• Mike Stone, the right-wing Georgia pastor who narrowly lost the most recent election for president of the Southern Baptist Convention, is suing Russell Moore, the former SBC spokesman Stone blames for his loss. It seems Trumpers gotta Trump, which means bonkers lawsuits refusing to accept losses in fair-and-square elections: “In highly unusual move, Georgia pastor who lost race for SBC presidency sues former SBC leader for defamation.”
Absolutely nothing Russell Moore said or did about him makes Mike Stone look anywhere near as horrible as the things he eagerly says about himself in and with this lawsuit:
He seeks $750,000 in damages, some of which would be to recoup the honorariums Stone will not receive by speaking in other churches since he is not SBC president and has been cast in a negative light by Moore’s actions, the suit says. “Honorariums” are payments made to guest preachers and speakers when they appear at churches other than their own. These payments typically range from token amounts to hundreds of dollars per appearance.
In other words, Mike Stone has launched his campaign for next year’s SBC election by announcing to the entire denomination that he really, really wants to cash in, hoping to make three-quarters of a million dollars in speaking fees if he wins. And in the meantime, while Moore is no longer an SBC employee, the suit covers his actions when he was in office there, so the denomination is going to be spending thousands of offering dollars to defend him in court.
Granted, that defense shouldn’t be too expensive, since truth is an absolute defense against libel claims and Moore seems to have a very strong case that his criticisms of Stone were truthful. The main thing Stone’s lawsuit is likely to accomplish, then, is to ensure that those truthful criticisms are amplified and repeated publicly for months on end.
• I haven’t yet watched The Way Down, the HBO documentary series on the Tennessee mega-church and weight-loss scheme run by the late Gwen Shamblin. Before watching that, I first need to finish watching — and then recover from — LuLaRich, the Amazon documentary series on the cult-like multilevel marketing scheme LuLaRoe.
The former concerns a women-led anti-feminist long con shaped by a white Christian nationalist form of evangelical Protestantism. The latter concerns a women-led anti-feminist long con shaped by a white Christian nationalist form of Latter Day Saints belief.
I’d never heard of either of these before learning about the documentaries exploring them. That’s not because they were small or insignificant, but because their massive (and lucrative) popularity was stovepiped within a particular cultural demographic that I’m not a part of. But I’m getting the sense that there are many more such stories that could be told.
One of my semi-paid acting gigs was in a neo-noir play that included several gunshots. We had a union weapons master come in for a week of rehearsals to block those scenes and to deliver a stern lecture to the entire cast and crew about safety with our prop gun.
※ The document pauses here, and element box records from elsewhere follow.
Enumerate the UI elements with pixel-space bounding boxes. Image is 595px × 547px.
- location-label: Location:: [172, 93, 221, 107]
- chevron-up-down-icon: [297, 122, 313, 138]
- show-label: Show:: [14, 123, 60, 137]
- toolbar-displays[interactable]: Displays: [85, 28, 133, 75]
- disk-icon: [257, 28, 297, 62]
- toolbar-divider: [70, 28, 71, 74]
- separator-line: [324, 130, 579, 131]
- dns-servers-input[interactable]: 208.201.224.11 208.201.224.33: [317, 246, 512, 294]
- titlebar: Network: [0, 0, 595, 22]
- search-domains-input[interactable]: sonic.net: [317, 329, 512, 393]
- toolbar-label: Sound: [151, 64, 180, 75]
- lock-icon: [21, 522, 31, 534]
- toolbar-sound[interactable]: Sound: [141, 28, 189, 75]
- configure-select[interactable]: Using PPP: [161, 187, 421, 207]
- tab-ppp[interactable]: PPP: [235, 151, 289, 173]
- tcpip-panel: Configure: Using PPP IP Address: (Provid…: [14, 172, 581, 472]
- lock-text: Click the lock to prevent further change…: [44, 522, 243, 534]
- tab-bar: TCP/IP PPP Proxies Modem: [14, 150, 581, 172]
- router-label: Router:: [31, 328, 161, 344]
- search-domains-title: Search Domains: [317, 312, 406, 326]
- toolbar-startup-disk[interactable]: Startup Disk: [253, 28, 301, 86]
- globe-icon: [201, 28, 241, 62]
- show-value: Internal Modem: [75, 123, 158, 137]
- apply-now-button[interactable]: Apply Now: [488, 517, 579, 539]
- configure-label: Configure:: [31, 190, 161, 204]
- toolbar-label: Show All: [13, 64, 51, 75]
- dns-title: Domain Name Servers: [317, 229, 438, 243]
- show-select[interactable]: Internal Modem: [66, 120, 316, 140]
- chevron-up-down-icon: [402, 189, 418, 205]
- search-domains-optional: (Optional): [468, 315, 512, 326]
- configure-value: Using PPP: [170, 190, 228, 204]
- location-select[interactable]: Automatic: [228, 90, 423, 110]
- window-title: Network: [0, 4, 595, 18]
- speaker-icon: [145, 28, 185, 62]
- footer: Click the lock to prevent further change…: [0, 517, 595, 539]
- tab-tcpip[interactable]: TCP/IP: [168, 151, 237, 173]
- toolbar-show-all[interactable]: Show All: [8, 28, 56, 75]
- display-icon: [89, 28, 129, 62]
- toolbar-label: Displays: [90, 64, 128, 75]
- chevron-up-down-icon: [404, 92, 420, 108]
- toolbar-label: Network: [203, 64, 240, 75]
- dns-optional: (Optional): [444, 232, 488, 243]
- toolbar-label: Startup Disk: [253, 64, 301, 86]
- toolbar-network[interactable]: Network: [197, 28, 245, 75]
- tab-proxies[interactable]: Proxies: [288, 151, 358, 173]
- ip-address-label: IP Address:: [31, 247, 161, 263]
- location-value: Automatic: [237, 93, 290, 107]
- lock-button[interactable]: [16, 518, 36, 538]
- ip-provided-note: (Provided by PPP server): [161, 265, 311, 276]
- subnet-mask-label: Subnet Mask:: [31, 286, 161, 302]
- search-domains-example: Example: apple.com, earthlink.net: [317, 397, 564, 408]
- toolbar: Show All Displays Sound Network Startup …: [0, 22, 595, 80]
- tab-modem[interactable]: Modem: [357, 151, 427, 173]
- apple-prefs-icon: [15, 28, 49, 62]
At the end of his lecture he asked if any of us “hated guns” and I was the first one to raise my hand. He gave me the key to the lockbox where the revolver with an obstructed barrel and the blanks were kept. I was the only one permitted to load the gun. I had to personally hand it to the actors using it immediately before they went onstage and had to take it back from them immediately after they exited, reloading it and double-checking that the blanks were blanks before locking it back in the box.
I loved everything about being in that play except for being in charge of that gun.
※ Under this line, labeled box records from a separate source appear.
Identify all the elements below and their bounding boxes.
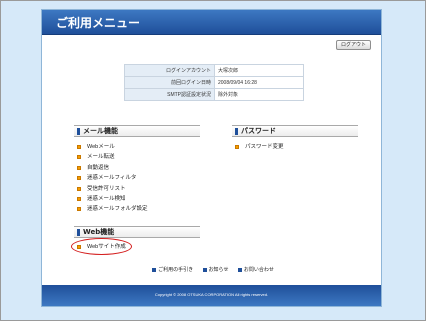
info-label: 前回ログイン日時 (124, 76, 215, 89)
section-bar-icon (77, 128, 80, 135)
menu-item-mail-forward[interactable]: メール転送 (77, 152, 148, 162)
bullet-icon (77, 186, 81, 191)
info-value: 除外対象 (214, 88, 304, 101)
info-label: SMTP認証設定状況 (124, 88, 215, 101)
bullet-icon (77, 165, 81, 170)
info-row: ログインアカウント 大塚次郎 (124, 64, 304, 77)
contact-link[interactable]: お問い合わせ (237, 267, 274, 273)
guide-link[interactable]: ご利用の手引き (152, 267, 193, 273)
logout-button[interactable]: ログアウト (335, 40, 371, 50)
bullet-icon (77, 196, 81, 201)
info-value: 2008/09/04 16:28 (214, 76, 304, 89)
info-label: ログインアカウント (124, 64, 215, 77)
news-link[interactable]: お知らせ (202, 267, 228, 273)
password-section-header: パスワード (232, 125, 358, 137)
menu-item-spam-detect[interactable]: 迷惑メール検知 (77, 194, 148, 204)
menu-item-spam-folder[interactable]: 迷惑メールフォルダ設定 (77, 204, 148, 214)
footer-bar: Copyright © 2008 OTSUKA CORPORATION All … (42, 285, 381, 306)
footer-links: ご利用の手引き お知らせ お問い合わせ (0, 266, 426, 273)
password-section-title: パスワード (241, 127, 276, 135)
bullet-icon (77, 176, 81, 181)
section-bar-icon (77, 229, 80, 236)
menu-item-allow-list[interactable]: 受信許可リスト (77, 184, 148, 194)
web-section-title: Web機能 (83, 228, 115, 236)
link-square-icon (237, 267, 242, 272)
password-menu-list: パスワード変更 (235, 142, 284, 152)
menu-item-spam-filter[interactable]: 迷惑メールフィルタ (77, 173, 148, 183)
link-square-icon (152, 267, 157, 272)
bullet-icon (235, 145, 239, 149)
header-bar: ご利用メニュー (42, 10, 381, 35)
info-row: 前回ログイン日時 2008/09/04 16:28 (124, 76, 304, 89)
mail-section-header: メール機能 (74, 125, 200, 137)
info-row: SMTP認証設定状況 除外対象 (124, 88, 304, 101)
highlight-circle (71, 238, 132, 255)
bullet-icon (77, 207, 81, 212)
page-title: ご利用メニュー (56, 16, 141, 30)
link-square-icon (202, 267, 207, 272)
account-info-table: ログインアカウント 大塚次郎 前回ログイン日時 2008/09/04 16:28… (124, 64, 304, 101)
info-value: 大塚次郎 (214, 64, 304, 77)
bullet-icon (77, 155, 81, 160)
section-bar-icon (235, 128, 238, 135)
copyright-text: Copyright © 2008 OTSUKA CORPORATION All … (154, 292, 269, 297)
menu-item-auto-reply[interactable]: 自動返信 (77, 163, 148, 173)
mail-menu-list: Webメール メール転送 自動返信 迷惑メールフィルタ 受信許可リスト 迷惑メー… (77, 142, 148, 215)
menu-item-webmail[interactable]: Webメール (77, 142, 148, 152)
mail-section-title: メール機能 (83, 127, 118, 135)
web-section-header: Web機能 (74, 226, 200, 238)
bullet-icon (77, 145, 81, 149)
menu-item-change-password[interactable]: パスワード変更 (235, 142, 284, 152)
• “What would religious leaders do if aliens showed up?” Josh Wilbur asks at Slate. He means space aliens — intelligent extra-terrestrial visitors. And to their great credit, nearly all of the religious leaders he discusses this with give some variation of the same answer: We would try to treat these new neighbors the same way our faith teaches us to treat the neighbors we already have.
Wilbur also speculates about how some religious groups might not share this reaction: “Southern Baptists and other evangelicals believe that Christ is the only way to eternal salvation and that human beings maintain a special relationship with God; it’s easy to see how ETs might represent an unwelcome third party.”
Alas, Wilbur doesn’t actually interview any Southern Baptists or other white evangelicals to hear from them directly on this subject. I’d love to see a follow-up article that does that.
• Rebecca Jennings interviews John Darnielle about the unlikely viral explosion on TikTok of a 20-year-old Mountain Goats song: “What happens when your favorite thing goes viral?” The whole thing is strangely delightful, but let me highlight this bit of wisdom in particular:
There is a certain joy in sort of feeling like, well, the kids have got a thing going on that I’m not going to fully get. But I can just enjoy watching. I think people fear getting older and fear that they’ll feel left out, but there’s a kind of buoyancy in that left-out quality sometimes, if you ride it the right way.
Didn’t expect a discussion of a heart-rending divorce song to take a turn toward joy and buoyancy, but here we are. So instead of “No Children,” I took the title for this post from Darnielle’s “You Were Cool.”